The biochemical data available for mammalian and plant eIF-3 can be compared to characteristics inferred from the cDNA clones. The predicted molecular mass values roughly correspond to determinations by SDS-gel electrophoresis, although in both cases the SDS estimates are larger (166 versus 180 kDa for mammalian and 111 versus 116 kDa for plant). Although not as well characterized, it appears the SDS molecular mass of the large subunit of yeast eIF-3 (130 kDa; Refs. 6, 7, and 9) also exceeds that deduced from the nucleotide sequence (110 kDa). These discrepancies may reflect the high percentage of charged residues in the proteins. The isoelectric points calculated for the human (6.4) and tobacco (9.4) proteins are consistent with those determined for the rabbit (6.7) and wheat (greater than 8) proteins. The biochemical data reveal heterogeneity in the sizes of the subunits comprising eIF-3 and suggest that eIF-3 of varying compositions may be found when the factor is isolated from other organisms. The ORFs found in the tobacco and nematode sequences are consistent with heterogeneity in the size of the large subunit of eIF-3 (Fig. 6).
Fig. 6 shows a comparison between all four deduced protein sequences as well as the consensus; Table II shows the results of pairwise comparisons of the sequences. Compared to other translation factors, the identity between the yeast and human eIF-3 subunits is somewhat lower (31). In all four sequences, the NH2-terminal regions show more similarity than the COOH-terminal regions. The dissimilarities become more pronounced when the repetitive domain of the human sequence is reached.
|
The data in Figs. 4 and 6 together with the protein studies on rabbit eIF-3 suggest that the mammalian p180 subunits are unusually large when compared to the subunits of other organisms. It has been reported that yeast eIF-3 will replace HeLa eIF-3 in the methionyl-puromycin assay (6), again suggesting a general conservation of the pathway for initiation of protein synthesis (35). However, this is surprising given the size difference, relatively low sequence identity, and lack of a repetitive domain in the yeast large subunit. It may be that the function(s) of the repetitive domain found in the mammalian subunit is provided by a different subunit in other organisms. In this context, it is noteworthy that wheat germ eIF-3 is reported to contain more subunits than mammalian eIF-3 (1). However, yeast eIF-3 appears to contain the same number of subunits, with each being 10-20% smaller than its mammalian counterpart (7, 8). The availability of genes for subunits of eIF-3 combined with the power of yeast genetics make it likely that, in the near future, more will be known of the function of the high molecular weight complex eIF-3.

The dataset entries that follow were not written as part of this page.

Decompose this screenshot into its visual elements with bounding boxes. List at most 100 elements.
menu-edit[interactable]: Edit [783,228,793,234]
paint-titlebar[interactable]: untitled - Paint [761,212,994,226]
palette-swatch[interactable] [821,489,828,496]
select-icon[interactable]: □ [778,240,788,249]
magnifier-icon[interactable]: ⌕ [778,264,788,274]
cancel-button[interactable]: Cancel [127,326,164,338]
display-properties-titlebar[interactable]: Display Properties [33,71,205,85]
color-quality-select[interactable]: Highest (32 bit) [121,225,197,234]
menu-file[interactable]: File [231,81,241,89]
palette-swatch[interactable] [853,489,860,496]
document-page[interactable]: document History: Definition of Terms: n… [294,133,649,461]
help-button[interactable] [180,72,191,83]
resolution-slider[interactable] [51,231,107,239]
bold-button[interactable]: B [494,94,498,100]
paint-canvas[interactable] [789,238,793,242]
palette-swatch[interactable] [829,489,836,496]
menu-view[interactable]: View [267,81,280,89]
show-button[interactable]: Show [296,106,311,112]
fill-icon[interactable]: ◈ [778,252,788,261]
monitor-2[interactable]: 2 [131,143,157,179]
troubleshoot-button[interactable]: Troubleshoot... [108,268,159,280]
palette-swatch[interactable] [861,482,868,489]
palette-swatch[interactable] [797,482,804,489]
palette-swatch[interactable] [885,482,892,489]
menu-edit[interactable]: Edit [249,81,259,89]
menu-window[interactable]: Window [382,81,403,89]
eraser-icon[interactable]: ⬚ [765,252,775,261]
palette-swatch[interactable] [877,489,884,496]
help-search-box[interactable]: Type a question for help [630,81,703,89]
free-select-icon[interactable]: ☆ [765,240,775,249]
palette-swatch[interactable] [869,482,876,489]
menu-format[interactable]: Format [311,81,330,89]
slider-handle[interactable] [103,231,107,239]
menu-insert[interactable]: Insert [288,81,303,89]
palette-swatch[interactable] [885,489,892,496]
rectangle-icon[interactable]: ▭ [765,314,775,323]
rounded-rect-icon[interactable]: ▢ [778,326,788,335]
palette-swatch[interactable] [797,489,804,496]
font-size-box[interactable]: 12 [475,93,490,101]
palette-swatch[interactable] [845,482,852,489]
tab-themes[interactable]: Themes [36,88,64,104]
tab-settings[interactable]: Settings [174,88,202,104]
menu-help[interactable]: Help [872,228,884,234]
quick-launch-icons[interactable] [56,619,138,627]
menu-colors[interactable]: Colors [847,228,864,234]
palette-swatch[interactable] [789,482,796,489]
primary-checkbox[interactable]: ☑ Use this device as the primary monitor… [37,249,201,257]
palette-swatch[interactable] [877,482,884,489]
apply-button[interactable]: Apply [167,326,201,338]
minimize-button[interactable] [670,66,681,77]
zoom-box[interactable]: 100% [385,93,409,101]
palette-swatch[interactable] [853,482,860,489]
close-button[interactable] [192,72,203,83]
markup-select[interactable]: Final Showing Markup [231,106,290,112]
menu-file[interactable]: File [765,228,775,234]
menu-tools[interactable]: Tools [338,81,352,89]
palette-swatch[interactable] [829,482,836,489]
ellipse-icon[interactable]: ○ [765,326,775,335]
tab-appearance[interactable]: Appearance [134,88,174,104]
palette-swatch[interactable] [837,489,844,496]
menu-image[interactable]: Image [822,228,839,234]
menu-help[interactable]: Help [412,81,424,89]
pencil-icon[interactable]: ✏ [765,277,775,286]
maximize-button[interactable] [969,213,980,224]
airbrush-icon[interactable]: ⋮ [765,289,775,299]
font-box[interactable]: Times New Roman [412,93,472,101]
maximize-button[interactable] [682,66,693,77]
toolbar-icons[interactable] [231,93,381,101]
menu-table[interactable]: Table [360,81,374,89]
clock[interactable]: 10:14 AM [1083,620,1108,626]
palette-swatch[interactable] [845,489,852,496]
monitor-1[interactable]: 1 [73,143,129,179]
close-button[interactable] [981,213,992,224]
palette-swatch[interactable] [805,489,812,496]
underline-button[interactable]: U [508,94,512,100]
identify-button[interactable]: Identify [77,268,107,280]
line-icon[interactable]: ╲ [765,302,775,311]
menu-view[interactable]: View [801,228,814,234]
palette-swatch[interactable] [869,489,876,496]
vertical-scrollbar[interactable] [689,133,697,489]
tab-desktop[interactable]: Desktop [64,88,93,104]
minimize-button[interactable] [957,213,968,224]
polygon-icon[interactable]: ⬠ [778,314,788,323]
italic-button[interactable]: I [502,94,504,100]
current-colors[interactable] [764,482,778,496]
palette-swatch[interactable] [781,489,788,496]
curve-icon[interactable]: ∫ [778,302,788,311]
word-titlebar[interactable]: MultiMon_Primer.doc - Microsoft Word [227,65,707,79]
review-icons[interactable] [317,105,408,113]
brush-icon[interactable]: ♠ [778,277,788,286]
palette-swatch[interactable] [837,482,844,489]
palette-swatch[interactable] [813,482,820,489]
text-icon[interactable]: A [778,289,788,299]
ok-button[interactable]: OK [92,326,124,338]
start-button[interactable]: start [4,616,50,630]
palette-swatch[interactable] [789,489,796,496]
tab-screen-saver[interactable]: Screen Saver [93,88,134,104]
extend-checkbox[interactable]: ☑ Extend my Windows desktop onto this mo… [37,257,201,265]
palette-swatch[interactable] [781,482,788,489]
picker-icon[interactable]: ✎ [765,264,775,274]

The nucleotide sequence(s) reported in this paper has been submitted to the GenBankTM/EMBL Data Bank with accession number(s) U78311[GenBank].

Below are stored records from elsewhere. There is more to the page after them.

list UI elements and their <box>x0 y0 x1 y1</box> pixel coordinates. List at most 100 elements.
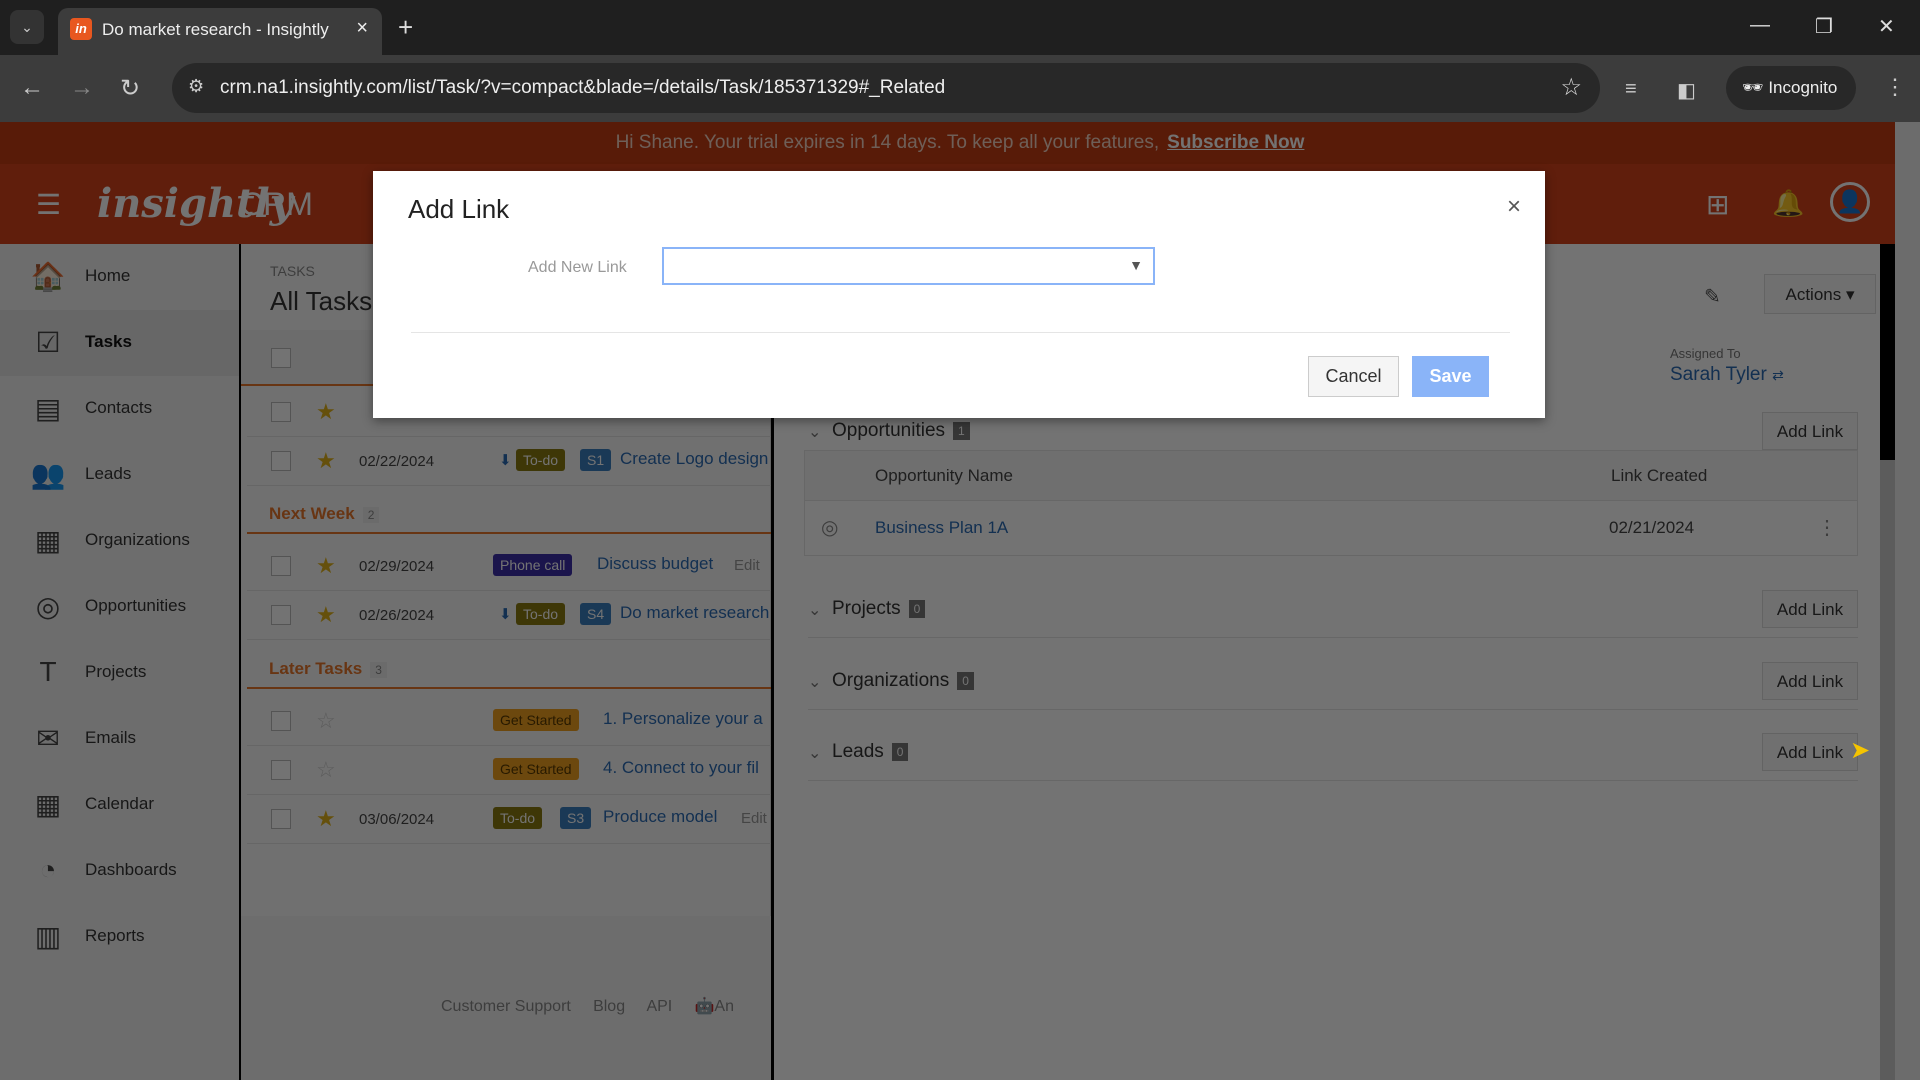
chevron-down-icon[interactable]: ⌄ <box>808 422 821 442</box>
task-title-link[interactable]: 4. Connect to your fil <box>603 758 759 778</box>
star-icon[interactable]: ★ <box>316 448 336 474</box>
table-row: ◎ Business Plan 1A 02/21/2024 ⋮ <box>805 501 1857 555</box>
sidebar-item-label: Tasks <box>85 332 132 351</box>
close-icon[interactable]: × <box>1507 193 1521 221</box>
task-title-link[interactable]: Discuss budget <box>597 554 713 574</box>
tasks-checkbox-icon: ☑ <box>35 327 61 358</box>
task-date: 02/26/2024 <box>359 607 435 624</box>
assigned-to-value[interactable]: Sarah Tyler ⇄ <box>1670 364 1784 386</box>
actions-dropdown[interactable]: Actions ▾ <box>1764 274 1876 314</box>
sidebar-item-calendar[interactable]: ▦ Calendar <box>0 772 239 838</box>
blog-link[interactable]: Blog <box>593 998 625 1015</box>
android-link[interactable]: An <box>714 998 734 1015</box>
select-all-checkbox[interactable] <box>271 348 291 368</box>
section-organizations: ⌄ Organizations 0 Add Link <box>808 660 1858 710</box>
table-row[interactable]: ★ 03/06/2024 To-do S3 Produce model Edit <box>247 795 771 844</box>
table-row[interactable]: ☆ Get Started 4. Connect to your fil <box>247 746 771 795</box>
api-link[interactable]: API <box>646 998 672 1015</box>
change-assignee-icon[interactable]: ⇄ <box>1772 367 1784 383</box>
column-header: Opportunity Name <box>875 466 1013 485</box>
assigned-user-link[interactable]: Sarah Tyler <box>1670 364 1767 385</box>
sidebar-item-label: Contacts <box>85 398 153 417</box>
star-icon[interactable]: ★ <box>316 806 336 832</box>
sidebar-item-label: Opportunities <box>85 596 187 615</box>
add-link-button[interactable]: Add Link <box>1762 662 1858 700</box>
edit-pencil-icon[interactable]: ✎ <box>1704 284 1721 309</box>
star-outline-icon[interactable]: ☆ <box>316 708 336 734</box>
edit-link[interactable]: Edit <box>741 810 767 827</box>
table-row[interactable]: ★ 02/29/2024 Phone call Discuss budget Edit <box>247 542 771 591</box>
section-leads: ⌄ Leads 0 Add Link <box>808 731 1858 781</box>
trial-banner: Hi Shane. Your trial expires in 14 days.… <box>0 122 1920 164</box>
row-checkbox[interactable] <box>271 809 291 829</box>
section-count: 0 <box>891 742 909 761</box>
tag-badge: S3 <box>560 807 592 829</box>
section-title: Projects <box>832 598 901 619</box>
hammer-icon: T <box>39 656 57 687</box>
sidebar-item-emails[interactable]: ✉ Emails <box>0 706 239 772</box>
edit-link[interactable]: Edit <box>734 557 760 574</box>
sidebar-item-projects[interactable]: T Projects <box>0 640 239 706</box>
row-checkbox[interactable] <box>271 711 291 731</box>
chevron-down-icon[interactable]: ⌄ <box>808 743 821 763</box>
add-link-button[interactable]: Add Link <box>1762 412 1858 450</box>
group-header-later-tasks: Later Tasks 3 <box>247 649 771 689</box>
chevron-down-icon[interactable]: ⌄ <box>808 600 821 620</box>
section-title: Leads <box>832 741 884 762</box>
banner-text: Hi Shane. Your trial expires in 14 days.… <box>615 132 1160 153</box>
chevron-down-icon[interactable]: ⌄ <box>808 672 821 692</box>
sidebar-item-label: Organizations <box>85 530 190 549</box>
add-link-button[interactable]: Add Link <box>1762 590 1858 628</box>
star-icon[interactable]: ★ <box>316 602 336 628</box>
row-checkbox[interactable] <box>271 451 291 471</box>
target-icon: ◎ <box>821 517 839 539</box>
row-checkbox[interactable] <box>271 402 291 422</box>
table-row[interactable]: ★ 02/26/2024 ⬇ To-do S4 Do market research <box>247 591 771 640</box>
opportunity-link[interactable]: Business Plan 1A <box>875 518 1008 538</box>
add-link-button[interactable]: Add Link <box>1762 733 1858 771</box>
add-icon[interactable]: ⊞ <box>1706 188 1729 221</box>
group-label: Next Week <box>269 504 355 523</box>
star-outline-icon[interactable]: ☆ <box>316 757 336 783</box>
cancel-button[interactable]: Cancel <box>1308 356 1399 397</box>
subscribe-now-link[interactable]: Subscribe Now <box>1167 132 1304 153</box>
page-scrollbar[interactable] <box>1895 122 1920 1080</box>
save-button[interactable]: Save <box>1412 356 1489 397</box>
status-badge: To-do <box>516 449 566 471</box>
panel-scrollbar[interactable] <box>1880 460 1895 1080</box>
row-checkbox[interactable] <box>271 605 291 625</box>
task-title-link[interactable]: Produce model <box>603 807 717 827</box>
sidebar-item-contacts[interactable]: ▤ Contacts <box>0 376 239 442</box>
hamburger-menu-icon[interactable]: ☰ <box>36 188 61 221</box>
section-count: 0 <box>957 671 974 690</box>
sidebar-item-leads[interactable]: 👥 Leads <box>0 442 239 508</box>
star-icon[interactable]: ★ <box>316 553 336 579</box>
task-title-link[interactable]: 1. Personalize your a <box>603 709 763 729</box>
group-count: 3 <box>370 662 387 678</box>
home-icon: 🏠 <box>30 261 66 292</box>
sidebar-item-reports[interactable]: ▥ Reports <box>0 904 239 970</box>
more-options-icon[interactable]: ⋮ <box>1817 515 1837 540</box>
add-new-link-select[interactable]: ▼ <box>662 247 1155 285</box>
sidebar-item-organizations[interactable]: ▦ Organizations <box>0 508 239 574</box>
sidebar-item-tasks[interactable]: ☑ Tasks <box>0 310 239 376</box>
group-label: Later Tasks <box>269 659 363 678</box>
envelope-icon: ✉ <box>36 723 60 754</box>
task-title-link[interactable]: Do market research <box>620 603 769 623</box>
caret-down-icon: ▼ <box>1129 257 1143 273</box>
bell-icon[interactable]: 🔔 <box>1772 188 1804 219</box>
task-title-link[interactable]: Create Logo design <box>620 449 768 469</box>
row-checkbox[interactable] <box>271 760 291 780</box>
table-row[interactable]: ☆ Get Started 1. Personalize your a <box>247 697 771 746</box>
table-row[interactable]: ★ 02/22/2024 ⬇ To-do S1 Create Logo design <box>247 437 771 486</box>
row-checkbox[interactable] <box>271 556 291 576</box>
star-icon[interactable]: ★ <box>316 399 336 425</box>
user-avatar-icon[interactable]: 👤 <box>1830 182 1870 222</box>
sidebar-item-home[interactable]: 🏠 Home <box>0 244 239 310</box>
sidebar-item-opportunities[interactable]: ◎ Opportunities <box>0 574 239 640</box>
add-link-dialog: Add Link × Add New Link ▼ Cancel Save <box>373 171 1545 418</box>
task-date: 03/06/2024 <box>359 811 435 828</box>
sidebar-item-dashboards[interactable]: ◔ Dashboards <box>0 838 239 904</box>
customer-support-link[interactable]: Customer Support <box>441 998 571 1015</box>
product-name: CRM <box>240 186 313 222</box>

We thank Rebecca Castle for technical assistance and Dr. Margaret Wheelock for helpful discussion and assistance throughout the project.

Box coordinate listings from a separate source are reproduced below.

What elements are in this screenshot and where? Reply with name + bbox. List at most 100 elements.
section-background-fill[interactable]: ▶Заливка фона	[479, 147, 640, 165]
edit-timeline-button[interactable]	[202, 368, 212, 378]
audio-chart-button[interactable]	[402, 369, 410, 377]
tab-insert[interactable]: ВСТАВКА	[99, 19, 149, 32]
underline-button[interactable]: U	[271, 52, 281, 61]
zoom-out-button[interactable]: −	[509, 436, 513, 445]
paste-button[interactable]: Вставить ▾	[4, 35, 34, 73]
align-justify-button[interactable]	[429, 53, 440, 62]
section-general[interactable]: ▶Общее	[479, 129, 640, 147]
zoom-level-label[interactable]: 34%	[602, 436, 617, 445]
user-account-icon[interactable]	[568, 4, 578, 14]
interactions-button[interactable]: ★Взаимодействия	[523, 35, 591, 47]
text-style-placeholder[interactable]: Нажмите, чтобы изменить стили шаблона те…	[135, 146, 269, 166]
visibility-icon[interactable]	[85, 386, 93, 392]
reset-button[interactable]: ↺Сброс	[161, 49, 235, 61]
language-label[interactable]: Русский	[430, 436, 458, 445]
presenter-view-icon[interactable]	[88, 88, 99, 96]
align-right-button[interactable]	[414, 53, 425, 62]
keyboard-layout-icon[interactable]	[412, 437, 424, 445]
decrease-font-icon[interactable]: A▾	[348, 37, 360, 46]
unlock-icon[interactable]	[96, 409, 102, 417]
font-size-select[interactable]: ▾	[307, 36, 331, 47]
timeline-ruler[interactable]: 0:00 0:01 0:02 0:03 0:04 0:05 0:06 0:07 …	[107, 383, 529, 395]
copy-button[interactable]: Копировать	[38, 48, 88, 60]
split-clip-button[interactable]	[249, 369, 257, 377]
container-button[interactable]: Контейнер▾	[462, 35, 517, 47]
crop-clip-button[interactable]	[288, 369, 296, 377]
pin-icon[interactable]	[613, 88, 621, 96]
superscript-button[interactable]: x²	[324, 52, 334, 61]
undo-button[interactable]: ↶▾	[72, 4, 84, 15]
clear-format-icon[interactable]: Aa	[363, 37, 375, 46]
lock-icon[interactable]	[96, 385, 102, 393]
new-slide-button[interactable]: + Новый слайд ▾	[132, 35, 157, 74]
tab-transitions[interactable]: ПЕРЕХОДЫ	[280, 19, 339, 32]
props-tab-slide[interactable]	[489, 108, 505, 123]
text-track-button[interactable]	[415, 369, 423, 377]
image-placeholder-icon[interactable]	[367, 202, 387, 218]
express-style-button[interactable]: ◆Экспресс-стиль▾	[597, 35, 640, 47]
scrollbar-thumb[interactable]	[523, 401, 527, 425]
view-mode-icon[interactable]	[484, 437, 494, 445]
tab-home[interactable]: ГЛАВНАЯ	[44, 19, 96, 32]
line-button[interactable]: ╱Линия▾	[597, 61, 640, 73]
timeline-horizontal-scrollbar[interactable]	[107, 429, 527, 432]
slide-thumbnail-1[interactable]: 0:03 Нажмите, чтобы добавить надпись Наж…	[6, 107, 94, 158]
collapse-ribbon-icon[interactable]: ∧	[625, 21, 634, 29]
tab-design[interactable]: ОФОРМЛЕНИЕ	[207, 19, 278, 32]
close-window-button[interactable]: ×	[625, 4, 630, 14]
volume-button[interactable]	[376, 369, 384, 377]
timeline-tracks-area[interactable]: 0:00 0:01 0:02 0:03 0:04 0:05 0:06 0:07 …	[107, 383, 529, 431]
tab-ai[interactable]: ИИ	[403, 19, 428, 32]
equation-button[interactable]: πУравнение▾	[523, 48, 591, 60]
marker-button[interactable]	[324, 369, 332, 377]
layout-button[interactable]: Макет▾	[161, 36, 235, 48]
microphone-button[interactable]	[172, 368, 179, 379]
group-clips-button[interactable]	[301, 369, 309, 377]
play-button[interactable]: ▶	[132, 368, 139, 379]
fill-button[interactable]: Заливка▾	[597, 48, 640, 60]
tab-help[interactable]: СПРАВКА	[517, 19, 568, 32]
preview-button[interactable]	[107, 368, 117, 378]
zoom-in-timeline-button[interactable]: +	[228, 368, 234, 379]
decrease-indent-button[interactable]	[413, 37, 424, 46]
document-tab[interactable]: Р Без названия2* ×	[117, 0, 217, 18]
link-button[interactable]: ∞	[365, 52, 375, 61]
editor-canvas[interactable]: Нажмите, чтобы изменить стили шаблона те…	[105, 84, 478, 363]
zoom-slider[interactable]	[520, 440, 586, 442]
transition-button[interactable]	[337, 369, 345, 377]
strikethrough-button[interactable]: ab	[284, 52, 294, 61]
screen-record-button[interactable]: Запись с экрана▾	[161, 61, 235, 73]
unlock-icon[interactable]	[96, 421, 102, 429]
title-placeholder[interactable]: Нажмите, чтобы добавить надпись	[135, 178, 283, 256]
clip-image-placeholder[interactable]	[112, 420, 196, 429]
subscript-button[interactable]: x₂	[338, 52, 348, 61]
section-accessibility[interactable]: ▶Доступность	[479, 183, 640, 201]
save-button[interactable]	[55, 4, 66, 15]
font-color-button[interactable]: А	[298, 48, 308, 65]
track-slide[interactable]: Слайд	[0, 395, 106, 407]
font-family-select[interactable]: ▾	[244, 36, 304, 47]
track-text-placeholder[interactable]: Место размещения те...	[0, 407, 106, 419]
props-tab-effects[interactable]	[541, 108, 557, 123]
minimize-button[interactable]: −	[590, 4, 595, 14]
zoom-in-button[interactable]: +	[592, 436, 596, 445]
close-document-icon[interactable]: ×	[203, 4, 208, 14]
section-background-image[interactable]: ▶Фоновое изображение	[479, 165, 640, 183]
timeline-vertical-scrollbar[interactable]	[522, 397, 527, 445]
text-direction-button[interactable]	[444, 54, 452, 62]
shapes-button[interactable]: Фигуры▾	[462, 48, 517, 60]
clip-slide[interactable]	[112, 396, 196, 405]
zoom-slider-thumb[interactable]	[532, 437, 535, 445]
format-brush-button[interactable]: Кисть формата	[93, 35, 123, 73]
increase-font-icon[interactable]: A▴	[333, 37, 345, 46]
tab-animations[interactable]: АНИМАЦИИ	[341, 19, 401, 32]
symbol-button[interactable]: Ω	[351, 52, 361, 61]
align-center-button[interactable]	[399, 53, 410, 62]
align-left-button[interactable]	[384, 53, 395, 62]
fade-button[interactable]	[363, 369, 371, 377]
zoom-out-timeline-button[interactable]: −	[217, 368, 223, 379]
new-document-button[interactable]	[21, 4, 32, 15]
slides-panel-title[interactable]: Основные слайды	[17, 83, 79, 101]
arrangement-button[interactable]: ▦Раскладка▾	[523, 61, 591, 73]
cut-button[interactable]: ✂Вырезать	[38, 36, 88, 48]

As this manuscript was under review, unidentified sequences of a human cDNA clone (accession no. D50929[GenBank], submitted by N. Nomura) and a partial human genomic clone (accession no. U58047[GenBank], submitted by J. K. Scholler) were placed in the data bases. These sequences correspond to the large subunit of eIF-3. In addition, the unidentified sequence of a mouse cDNA clone (accession no. U14172[GenBank], submitted by R. Fisher) corresponding to the large subunit of eIF-3 has been placed in the data bases.